ICLabel: An automated electroencephalographic independent component classifier, dataset, and website
Pion-Tonachini, Luca, Kreutz-Delgado, Ken, Makeig, Scott
The electroencephalogram (EEG) provides a non-invasive, minimally restrictive, and relatively low cost measure of mesoscale brain dynamics with high temporal resolution. Although signals recorded in parallel by multiple, near-adjacent EEG scalp electrode channels are highly-correlated and combine signals from many different sources, biological and non-biological, independent component analysis (ICA) has been shown to isolate the various source generator processes underlying those recordings. Independent components (IC) found by ICA decomposition can be manually inspected, selected, and interpreted, but doing so requires both time and practice as ICs have no particular order or intrinsic interpretations and therefore require further study of their properties.
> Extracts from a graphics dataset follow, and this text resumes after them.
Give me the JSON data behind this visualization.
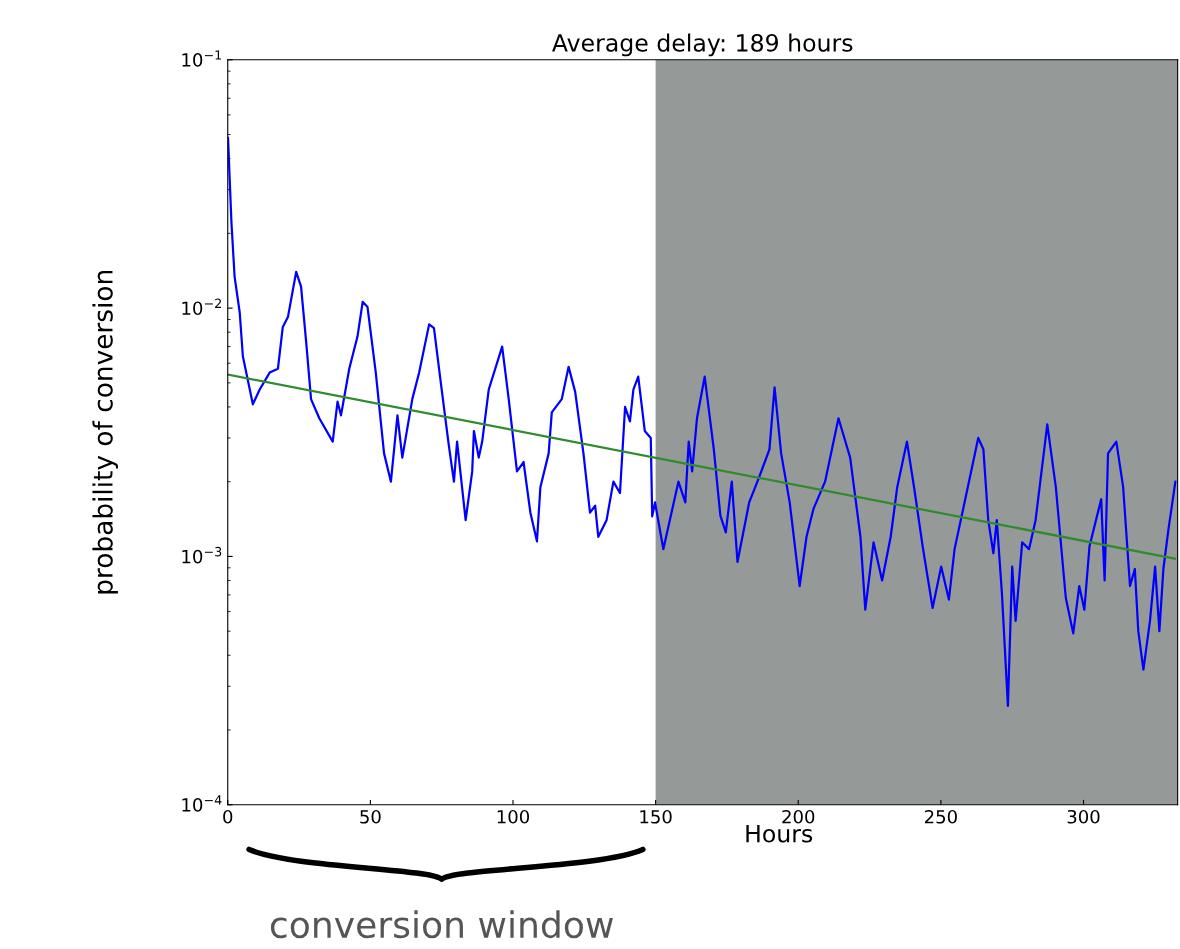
{
  "chart_data": {
    "type": "line",
    "title": "Average delay: 189 hours",
    "xlabel": "Hours",
    "ylabel": "probability of conversion",
    "log": "y",
    "xlim": [
      0,
      333
    ],
    "ylim": [
      0.0001,
      0.1
    ],
    "xticks": [
      0,
      50,
      100,
      150,
      200,
      250,
      300
    ],
    "yticks": [
      {
        "value": 0.0001,
        "label": "10$^{−4}$"
      },
      {
        "value": 0.001,
        "label": "10$^{−3}$"
      },
      {
        "value": 0.01,
        "label": "10$^{−2}$"
      },
      {
        "value": 0.1,
        "label": "10$^{−1}$"
      }
    ],
    "grid": false,
    "legend": false,
    "marker": "none",
    "line_style": "solid",
    "bands": [
      {
        "axis": "x",
        "from": 150,
        "to": 333,
        "color": "#959a99"
      }
    ],
    "annotations": [
      "conversion window"
    ],
    "series": [
      {
        "color": "#0000ff",
        "x": [
          0.1,
          1.3,
          2.4,
          4.2,
          5.3,
          8.8,
          11.2,
          14.7,
          17.6,
          19.3,
          21.1,
          24.0,
          25.7,
          27.5,
          29.2,
          32.1,
          36.8,
          38.5,
          39.7,
          42.6,
          45.5,
          47.3,
          49.0,
          51.9,
          54.8,
          57.2,
          59.5,
          61.2,
          64.7,
          67.1,
          70.6,
          72.3,
          74.6,
          77.5,
          79.3,
          80.4,
          83.4,
          85.7,
          86.3,
          88.0,
          89.2,
          91.5,
          96.2,
          98.5,
          101.4,
          103.7,
          106.1,
          108.4,
          109.6,
          112.5,
          113.6,
          117.1,
          119.5,
          121.8,
          124.7,
          127.0,
          128.8,
          129.9,
          132.8,
          135.2,
          137.5,
          139.3,
          141.0,
          142.2,
          143.9,
          146.2,
          148.3,
          148.8,
          149.8,
          152.7,
          158.0,
          160.4,
          161.6,
          162.8,
          164.5,
          167.2,
          170.4,
          172.7,
          174.6,
          176.7,
          178.7,
          182.8,
          186.4,
          189.9,
          191.7,
          194.0,
          197.0,
          200.5,
          202.9,
          205.3,
          209.4,
          214.1,
          218.2,
          221.8,
          223.5,
          226.4,
          229.4,
          232.4,
          234.7,
          238.1,
          240.6,
          243.6,
          247.1,
          250.1,
          252.8,
          254.8,
          258.3,
          263.1,
          264.9,
          266.6,
          268.4,
          269.6,
          271.4,
          273.5,
          275.0,
          276.2,
          278.5,
          280.9,
          283.2,
          287.3,
          290.3,
          293.8,
          296.4,
          298.5,
          300.3,
          302.1,
          306.2,
          307.4,
          308.6,
          311.5,
          313.9,
          316.3,
          318.0,
          319.2,
          321.0,
          323.3,
          325.1,
          326.6,
          328.0,
          329.8,
          332.2
        ],
        "values": [
          0.0485,
          0.0221,
          0.0134,
          0.0096,
          0.0064,
          0.0041,
          0.0047,
          0.0055,
          0.0057,
          0.0084,
          0.0092,
          0.014,
          0.0122,
          0.0073,
          0.0043,
          0.0036,
          0.0029,
          0.0042,
          0.0037,
          0.0057,
          0.0077,
          0.0106,
          0.0101,
          0.0055,
          0.0026,
          0.002,
          0.0037,
          0.0025,
          0.0043,
          0.0055,
          0.0086,
          0.0083,
          0.0051,
          0.0028,
          0.002,
          0.0029,
          0.0014,
          0.0022,
          0.0032,
          0.0025,
          0.0029,
          0.0047,
          0.007,
          0.0043,
          0.0022,
          0.0024,
          0.0015,
          0.00115,
          0.0019,
          0.0026,
          0.0038,
          0.0043,
          0.0058,
          0.0046,
          0.0026,
          0.0015,
          0.0016,
          0.0012,
          0.0014,
          0.002,
          0.0018,
          0.004,
          0.0035,
          0.0047,
          0.0053,
          0.0032,
          0.003,
          0.00145,
          0.00165,
          0.00107,
          0.002,
          0.00165,
          0.0029,
          0.0022,
          0.0036,
          0.0053,
          0.0027,
          0.00146,
          0.00125,
          0.002,
          0.00095,
          0.00165,
          0.0021,
          0.0027,
          0.0048,
          0.0026,
          0.00165,
          0.00076,
          0.0012,
          0.00155,
          0.002,
          0.0036,
          0.0025,
          0.0012,
          0.00061,
          0.00114,
          0.0008,
          0.0012,
          0.0019,
          0.0029,
          0.0019,
          0.0011,
          0.00062,
          0.00091,
          0.00067,
          0.00107,
          0.00165,
          0.003,
          0.0027,
          0.0014,
          0.00103,
          0.0014,
          0.00071,
          0.00025,
          0.00091,
          0.00055,
          0.00114,
          0.00107,
          0.0014,
          0.0034,
          0.0019,
          0.00068,
          0.00049,
          0.00076,
          0.00061,
          0.0011,
          0.0017,
          0.0008,
          0.0026,
          0.0029,
          0.0019,
          0.00076,
          0.00089,
          0.0005,
          0.00035,
          0.00055,
          0.00091,
          0.0005,
          0.00089,
          0.00129,
          0.002
        ]
      },
      {
        "color": "#2e8b2e",
        "type": "line",
        "x": [
          0,
          332
        ],
        "values": [
          0.0054,
          0.00098
        ]
      }
    ]
  }
}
Alternatively, sufficiently-accurate automated IC classifiers can be used to classify ICs into broad source categories, speeding the analysis of EEG studies with many subjects and enabling the use of ICA decomposition in near-real-time applications. While many such classifiers have been proposed recently, this work presents the ICLabel project comprised of (1) an IC dataset containing spatiotemporal measures for over 200,000 ICs from more than 6,000 EEG recordings, (2) a website for collecting crowdsourced IC labels and educating EEG researchers and practitioners about IC interpretation, and (3) the automated ICLabel classifier. The classifier improves upon existing methods in two ways: by improving the accuracy of the computed label estimates and by enhancing its computational efficiency. The ICLabel classifier outperforms or performs comparably to the previous best publicly available method for all measured IC categories while computing those labels ten times faster than that classifier as shown in a rigorous comparison against all other publicly available EEG IC classifiers.